Use a 3rd party DNS server on your router Quad9 or OpenDNS are good options. To find out what DNS server is the quickest around you run the DNS Name Speed Benchmark from GRC.com
If you don’t require devices in your wireless network to talk to each other (this is rare) or have devices that don’t need to talk to other devices for any reason consider putting those devices on your guest network. Doing so will isolate those devices from the rest of your network making them less risky.
E. Securing the Human
This is the hardest part, even if you have done everything else correctly, we are only human and are going to mess something up. Securing the human part of the system comes down to checking yourself as you use your technology. There are a lot of moving parts to this but in general, the following are true and if followed will make you less of a risk to yourself.
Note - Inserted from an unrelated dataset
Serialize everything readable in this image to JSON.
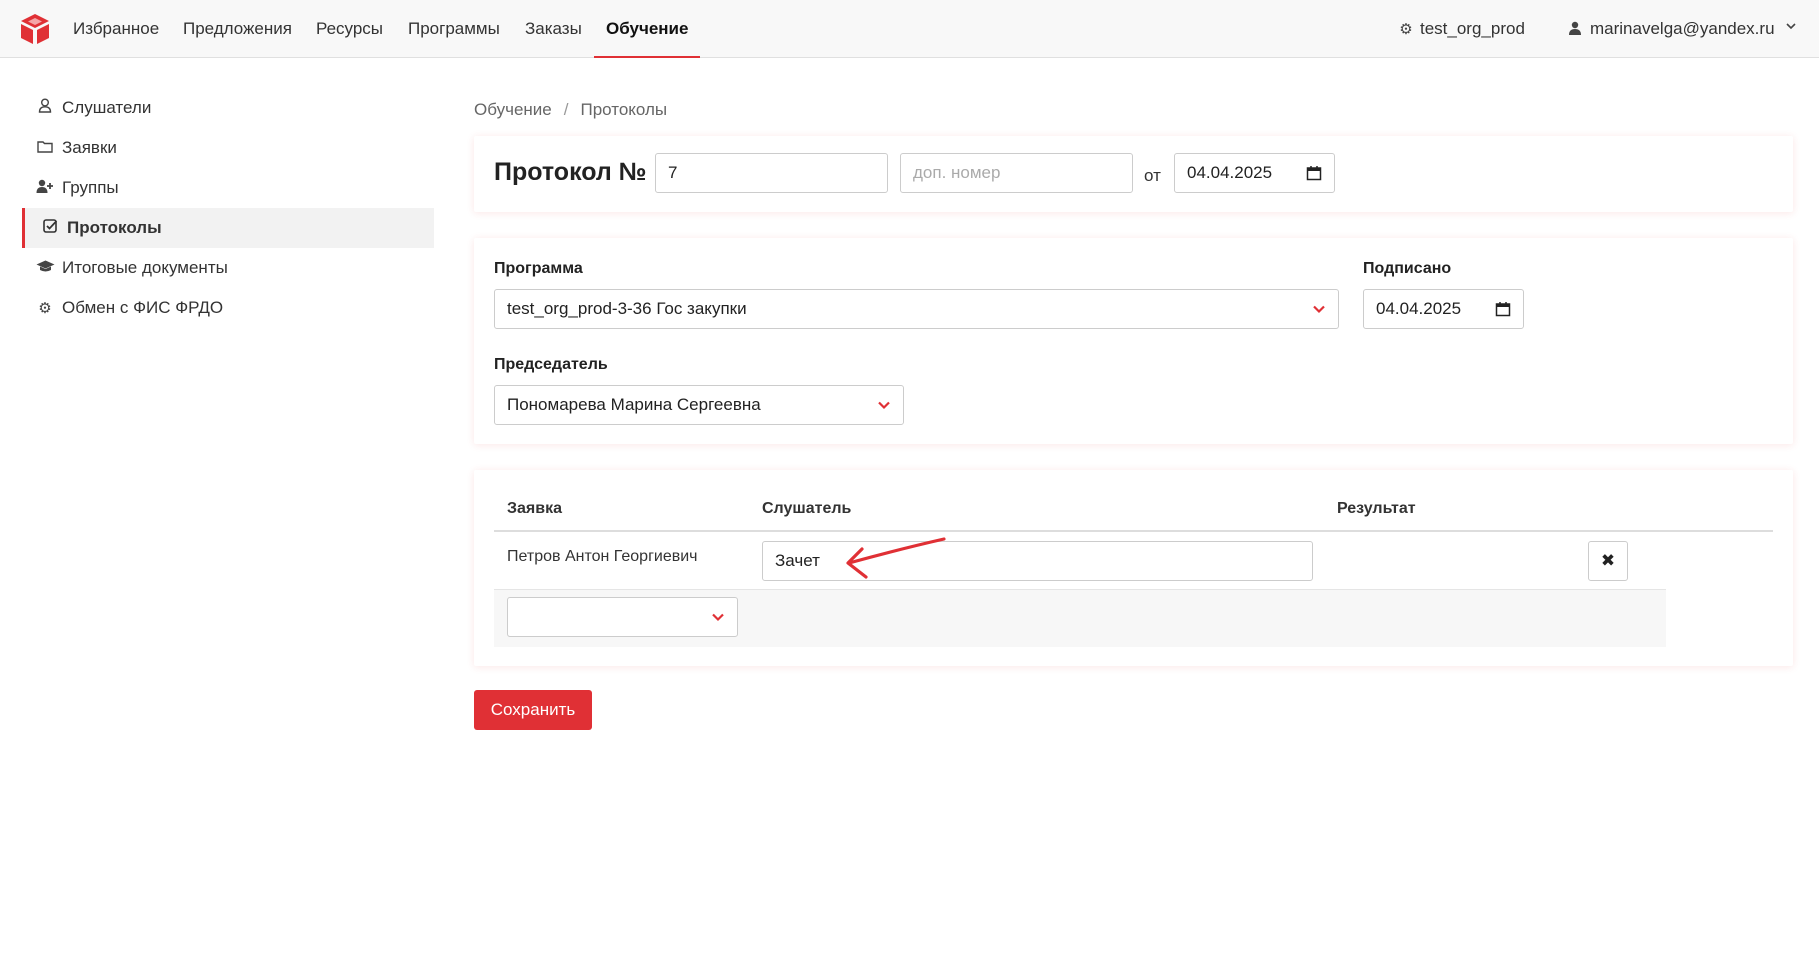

Always Go to the Source, if you receive a phone call from your bank and they want to verify your social security number over the phone just hang up, Google your bank’s phone number (or look on the back of your debit card) and call your bank. If it truly was them then your good to go, if it wasn’t congratulations you have just evaded an attack. The same applies to handling email phishing messages. A common email I’ve seen is a message warning that your inbox is about to run out of space. If you click the link it then prompts you to login to your cloud email. The right thing to do is ask your email admin if you are running out of space or go to the source and find out if you are approaching a space limit. By going to the source all phishing attacks can be thwarted.
TNO, Trust No One. Criminals don’t target computer systems they target people. Be cautious about giving out information. Well-designed systems and services shouldn’t require you to have any trust in the people running them for your data to be safe.
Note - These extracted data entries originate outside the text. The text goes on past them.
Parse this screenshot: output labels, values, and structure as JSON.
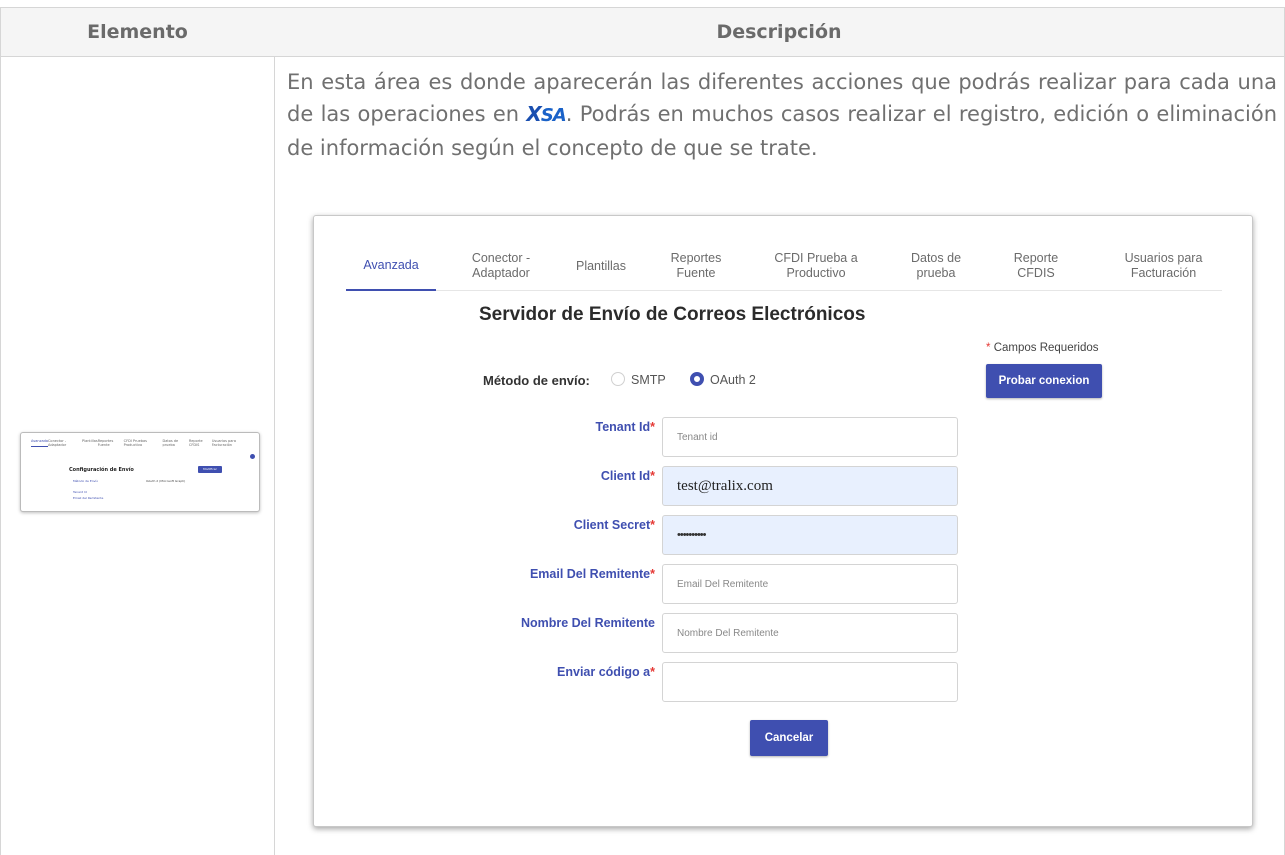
{
  "table": {
    "col_elemento": "Elemento",
    "col_descripcion": "Descripción"
  },
  "description": {
    "part1": "En esta área es donde aparecerán las diferentes acciones que podrás realizar para cada una de las operaciones en ",
    "logo": "XSA",
    "part2": ". Podrás en muchos casos realizar el registro, edición o eliminación de información según el concepto de que se trate."
  },
  "thumbnail": {
    "tabs": [
      "Avanzada",
      "Conector - Adaptador",
      "Plantillas",
      "Reportes Fuente",
      "CFDI Pruebas Productivo",
      "Datos de prueba",
      "Reporte CFDIS",
      "Usuarios para Facturación"
    ],
    "title": "Configuración de Envío",
    "button": "Modificar",
    "rows": [
      {
        "label": "Método de Envío",
        "value": "OAuth 2 (Microsoft Graph)"
      },
      {
        "label": "Tenant Id",
        "value": ""
      },
      {
        "label": "Email del Remitente",
        "value": ""
      }
    ]
  },
  "screenshot": {
    "tabs": [
      {
        "label": "Avanzada",
        "active": true
      },
      {
        "label": "Conector - Adaptador",
        "active": false
      },
      {
        "label": "Plantillas",
        "active": false
      },
      {
        "label": "Reportes Fuente",
        "active": false
      },
      {
        "label": "CFDI Prueba a Productivo",
        "active": false
      },
      {
        "label": "Datos de prueba",
        "active": false
      },
      {
        "label": "Reporte CFDIS",
        "active": false
      },
      {
        "label": "Usuarios para Facturación",
        "active": false
      }
    ],
    "title": "Servidor de Envío de Correos Electrónicos",
    "required_note": "Campos Requeridos",
    "test_button": "Probar conexion",
    "metodo_label": "Método de envío:",
    "radio_smtp": "SMTP",
    "radio_oauth": "OAuth 2",
    "selected_method": "OAuth 2",
    "fields": {
      "tenant_label": "Tenant Id",
      "tenant_placeholder": "Tenant id",
      "client_id_label": "Client Id",
      "client_id_value": "test@tralix.com",
      "client_secret_label": "Client Secret",
      "client_secret_value": "••••••••••",
      "email_label": "Email Del Remitente",
      "email_placeholder": "Email Del Remitente",
      "nombre_label": "Nombre Del Remitente",
      "nombre_placeholder": "Nombre Del Remitente",
      "codigo_label": "Enviar código a",
      "codigo_placeholder": ""
    },
    "cancel_button": "Cancelar"
  },
  "colors": {
    "accent": "#3f4fb0",
    "required_star": "#e53935",
    "autofill": "#e8f0fe"
  }
}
If it’s too good to be true… (you know the rest of this one, your mother told you, my mother told me, the attacker’s mother told him we all know this.) SPOILER ALERT: it is. There is no Indian prince willing his inheritance to you and there is no free iPad you won. There is always a phishing campaign in the works run by smart people who are looking to make you the sucker. Think about the cost of a phishing message, how much it cost you to send an email? Right… if it only costs the bad guy a couple minutes of their time to try and cheat people out of their money then guess what they are going to try and do. Furthermore, attackers have reduced the cost of an attack by using automation. The result of this is that it’s no longer a couple minutes per person phished it’s a couple minutes per millions, and its target is not you… its target is everyone.
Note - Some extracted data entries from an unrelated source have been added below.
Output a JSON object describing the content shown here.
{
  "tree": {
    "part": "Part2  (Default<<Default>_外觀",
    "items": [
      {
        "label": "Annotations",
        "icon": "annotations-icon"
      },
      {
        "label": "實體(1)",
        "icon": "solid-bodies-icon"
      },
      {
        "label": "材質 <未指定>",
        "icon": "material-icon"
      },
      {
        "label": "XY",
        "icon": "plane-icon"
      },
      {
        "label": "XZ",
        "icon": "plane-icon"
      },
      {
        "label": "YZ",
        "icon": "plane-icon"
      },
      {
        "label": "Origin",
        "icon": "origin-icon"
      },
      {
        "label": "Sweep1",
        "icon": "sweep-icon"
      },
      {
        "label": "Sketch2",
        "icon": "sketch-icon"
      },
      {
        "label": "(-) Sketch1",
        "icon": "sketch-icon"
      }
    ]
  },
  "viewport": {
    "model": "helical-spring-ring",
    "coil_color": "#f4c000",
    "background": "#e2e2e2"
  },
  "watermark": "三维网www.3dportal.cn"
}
digital first aid kit is a great resource for reactionary advice.
There are a lot of good insights from the Surveillance self-defense page at the EFF.
Roger G. Johnston, Ph.D., CPP Security Maxims is a great read and provides lots of insight into the nature of security.
Microsoft’s 10 Immutable Laws of Security Administration is a great read for fellow systems administrators as is the article 10 Immutable Laws of Security
Final Thoughts: We live in a world now where hackers are driving the cost of attacking systems down by having systems and automation do the attacks for them. Microsoft said it best I think “Eternal vigilance is the price of security”.